Not all of us can afford to drink a cup of Starbucks coffee or in any other state-of-the-art coffee shops. Let me qualify this allegory in the story I am about to share.
While waiting for our clinical instructor to arrive in the OPD (Out-Patient Department) recently, we saw a kid, about 12 years old, who was with a lady and two children -- one girl who's about eight years old and a little hyper boy who's about three to four years old. What really caught our attention was the kid, the patient we will call Greg (not his real name).
We noticed seemingly bizarre reactions from the way people were staring at Greg, a mix gestures of horror and sympathy. The sight initially gave us jitters albeit we sympathized with the kid’s predicament.
Ninety percent of Greg’s body had been burned at the highest degree and he had a tube in his trachea. I can’t imagine seeing myself in Greg’s shoes. The story of the kid’s aunt, who narrated the circumstances that brought him in that state, almost broke our hearts.

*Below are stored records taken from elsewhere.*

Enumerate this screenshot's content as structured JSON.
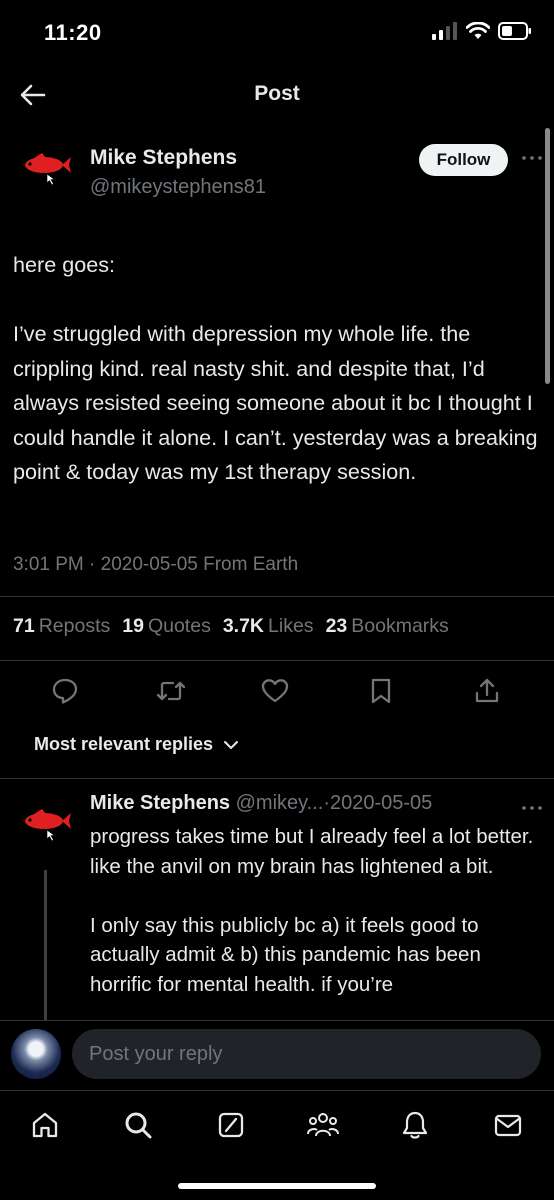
{
  "status_bar": {
    "time": "11:20"
  },
  "header": {
    "title": "Post"
  },
  "post": {
    "author_name": "Mike Stephens",
    "author_handle": "@mikeystephens81",
    "follow_label": "Follow",
    "avatar_icon": "red-fish-logo-icon",
    "text_paragraphs": [
      "here goes:",
      "I’ve struggled with depression my whole life. the crippling kind. real nasty shit. and despite that, I’d always resisted seeing someone about it bc I thought I could handle it alone. I can’t. yesterday was a breaking point & today was my 1st therapy session."
    ],
    "meta": "3:01 PM · 2020-05-05 From Earth"
  },
  "stats": {
    "reposts_count": "71",
    "reposts_label": "Reposts",
    "quotes_count": "19",
    "quotes_label": "Quotes",
    "likes_count": "3.7K",
    "likes_label": "Likes",
    "bookmarks_count": "23",
    "bookmarks_label": "Bookmarks"
  },
  "actions": [
    "reply-icon",
    "repost-icon",
    "like-icon",
    "bookmark-icon",
    "share-icon"
  ],
  "replies": {
    "sort_label": "Most relevant replies",
    "items": [
      {
        "name": "Mike Stephens",
        "handle": "@mikey...",
        "separator": "·",
        "date": "2020-05-05",
        "text_paragraphs": [
          "progress takes time but I already feel a lot better. like the anvil on my brain has lightened a bit.",
          "I only say this publicly bc a) it feels good to actually admit & b) this pandemic has been horrific for mental health. if you’re"
        ]
      }
    ]
  },
  "composer": {
    "placeholder": "Post your reply"
  },
  "tabbar": [
    "home-icon",
    "search-icon",
    "grok-icon",
    "communities-icon",
    "notifications-icon",
    "messages-icon"
  ],
  "colors": {
    "background": "#000000",
    "text": "#e7e9ea",
    "muted": "#71767b",
    "divider": "#2f3336",
    "brand_red": "#e02020"
  }
}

The aunt wiped the mucous coming out from Greg’s tube while using a pai-pai (native hand fan) to shoo away flies. Greg used to live with his grandfather, father, and cousin. Two other children mentioned earlier were actually his younger siblings. Greg lived with them in a small shanty in Dao, Antique. His mother died of infection after giving birth to her last child. To add to his misery, Greg’s father was stabbed dead on June 28, 2012 in neighborhood violence.
It was on July 18, 2012 when the most horrible tragedy happened in his life. They were sleeping peacefully when a small flame from unknown origin dropped from the ceiling of their shanty. Within minutes, the fire spread, turned into conflagration and became uncontrollable. Greg was trapped and was almost devoured by the inferno. As I was listening to the story from her aunt, I shuddered at the thought he must have agonized worse than trying to survive drowning in the sea or like being consumed by cascading lava.

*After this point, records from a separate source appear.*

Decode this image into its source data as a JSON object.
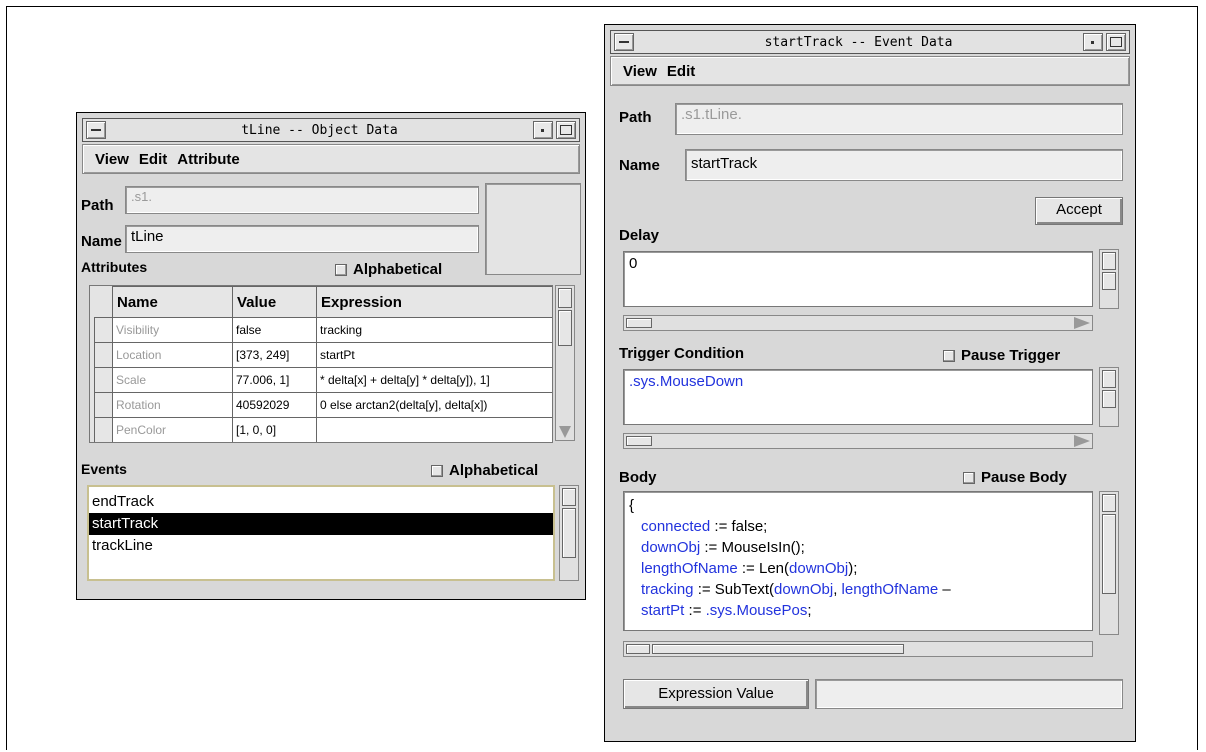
{
  "object_window": {
    "title": "tLine -- Object Data",
    "menu": [
      "View",
      "Edit",
      "Attribute"
    ],
    "path_label": "Path",
    "path_value": ".s1.",
    "name_label": "Name",
    "name_value": "tLine",
    "attributes_label": "Attributes",
    "attributes_alpha": "Alphabetical",
    "table": {
      "headers": [
        "Name",
        "Value",
        "Expression"
      ],
      "rows": [
        {
          "name": "Visibility",
          "value": "false",
          "expression": "tracking"
        },
        {
          "name": "Location",
          "value": "[373, 249]",
          "expression": "startPt"
        },
        {
          "name": "Scale",
          "value": "77.006, 1]",
          "expression": "* delta[x] + delta[y] * delta[y]), 1]"
        },
        {
          "name": "Rotation",
          "value": "40592029",
          "expression": "0 else arctan2(delta[y], delta[x])"
        },
        {
          "name": "PenColor",
          "value": "[1, 0, 0]",
          "expression": ""
        }
      ]
    },
    "events_label": "Events",
    "events_alpha": "Alphabetical",
    "events": [
      "endTrack",
      "startTrack",
      "trackLine"
    ],
    "selected_event": "startTrack"
  },
  "event_window": {
    "title": "startTrack -- Event Data",
    "menu": [
      "View",
      "Edit"
    ],
    "path_label": "Path",
    "path_value": ".s1.tLine.",
    "name_label": "Name",
    "name_value": "startTrack",
    "accept_label": "Accept",
    "delay_label": "Delay",
    "delay_value": "0",
    "trigger_label": "Trigger Condition",
    "pause_trigger_label": "Pause Trigger",
    "trigger_value": ".sys.MouseDown",
    "body_label": "Body",
    "pause_body_label": "Pause Body",
    "body_open": "{",
    "body_lines": [
      {
        "var": "connected",
        "rest": " := false;"
      },
      {
        "var": "downObj",
        "rest": " := MouseIsIn();"
      },
      {
        "var": "lengthOfName",
        "rest": " := Len(",
        "var2": "downObj",
        "rest2": ");"
      },
      {
        "var": "tracking",
        "rest": " := SubText(",
        "var2": "downObj",
        "rest2": ", ",
        "var3": "lengthOfName",
        "rest3": " –"
      },
      {
        "var": "startPt",
        "rest": " := ",
        "var2": ".sys.MousePos",
        "rest2": ";"
      }
    ],
    "expression_value_label": "Expression Value",
    "expression_value": ""
  },
  "colors": {
    "variable": "#2233dd",
    "window_bg": "#d8d8d8",
    "selection": "#000000"
  }
}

Greg was the only one who survived. His grandfather and cousin didn't make it and were swallowed by enormous fire. They were burned beyond recognition, it was learned. His two siblings were fortunate they were not around. Teary eyed, his aunt, who is sincerely helping him get through his current situation, mentioned how Greg would always insist in saying he did not want to live with others but only with her.
I will forever remember Greg and his sad story. He inspired me in many ways. God has plans and reasons why it all happened. I wish some of us will realize we are still fortunate. How shallow for some of us to cry or bellyache over silly things, which is not even a shred of pain Greg had experienced after losing his loved ones in horrific fashion. He was brave. Losing a mother at a tender age is very much painful. A 12-year-old kid still needs a mother to make him feel warm and cozy, someone who can give him unconditional love never found in others. Even adults always go back to find a “mother's touch” when in dire straits or when experiencing simple pains. Losing a father at a young age is also unimaginable. A family needs someone to stand as the wall of a home, a padre de pamilya to protect him from harm and teach him how to ride a bike.

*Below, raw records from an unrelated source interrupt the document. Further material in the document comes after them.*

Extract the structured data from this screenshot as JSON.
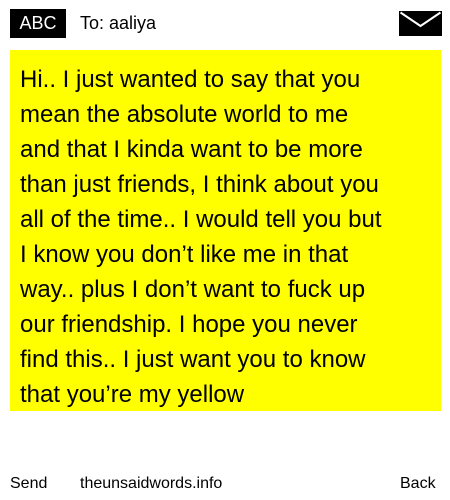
{
  "header": {
    "badge_label": "ABC",
    "to_label": "To: aaliya",
    "mail_icon": "envelope-icon"
  },
  "message": {
    "text": "Hi.. I just wanted to say that you\nmean the absolute world to me\nand that I kinda want to be more\nthan just friends, I think about you\nall of the time.. I would tell you but\nI know you don’t like me in that\nway.. plus I don’t want to fuck up\nour friendship. I hope you never\nfind this.. I just want you to know\nthat you’re my yellow",
    "background_color": "#ffff00"
  },
  "footer": {
    "send_label": "Send",
    "site_label": "theunsaidwords.info",
    "back_label": "Back"
  }
}
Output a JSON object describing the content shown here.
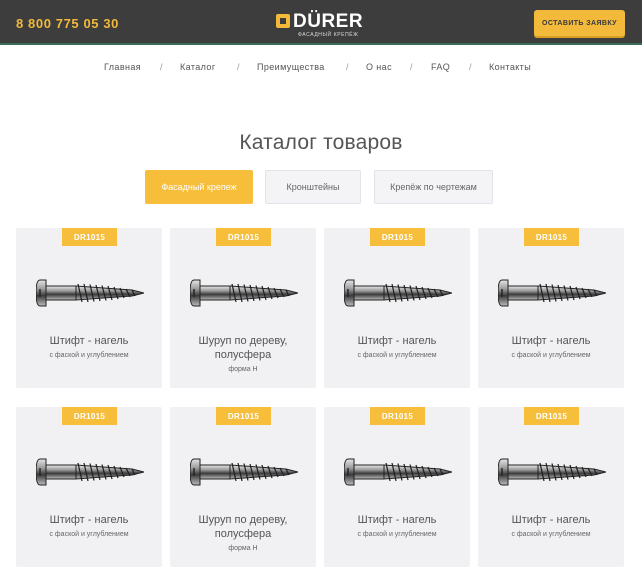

We are luckier we can still read blogs and books; we can still own a pair of shoes; we still have parents to pay the bills, provide for our basic needs and protect our shells.
We are still luckier we could stay in bed with proper mattress and pillows to protect our sides; we are luckier we could whine and wail to our parents whenever we wanted certain things or how parents rewarded us with material things that others could not own. We are luckier we could still study and finish our education even if others have dropped out and rebelled. Aren't we so luckier than Greg to be blessed with all the things we have today?
Others might scrutinize and criticize some of the thoughts and circumstances I've listed here; others might swallow their pride and feign ignorance while on the bright-side, characters with open mind will somehow appreciate this story in one way or the other. I wish I have shared my inspiration.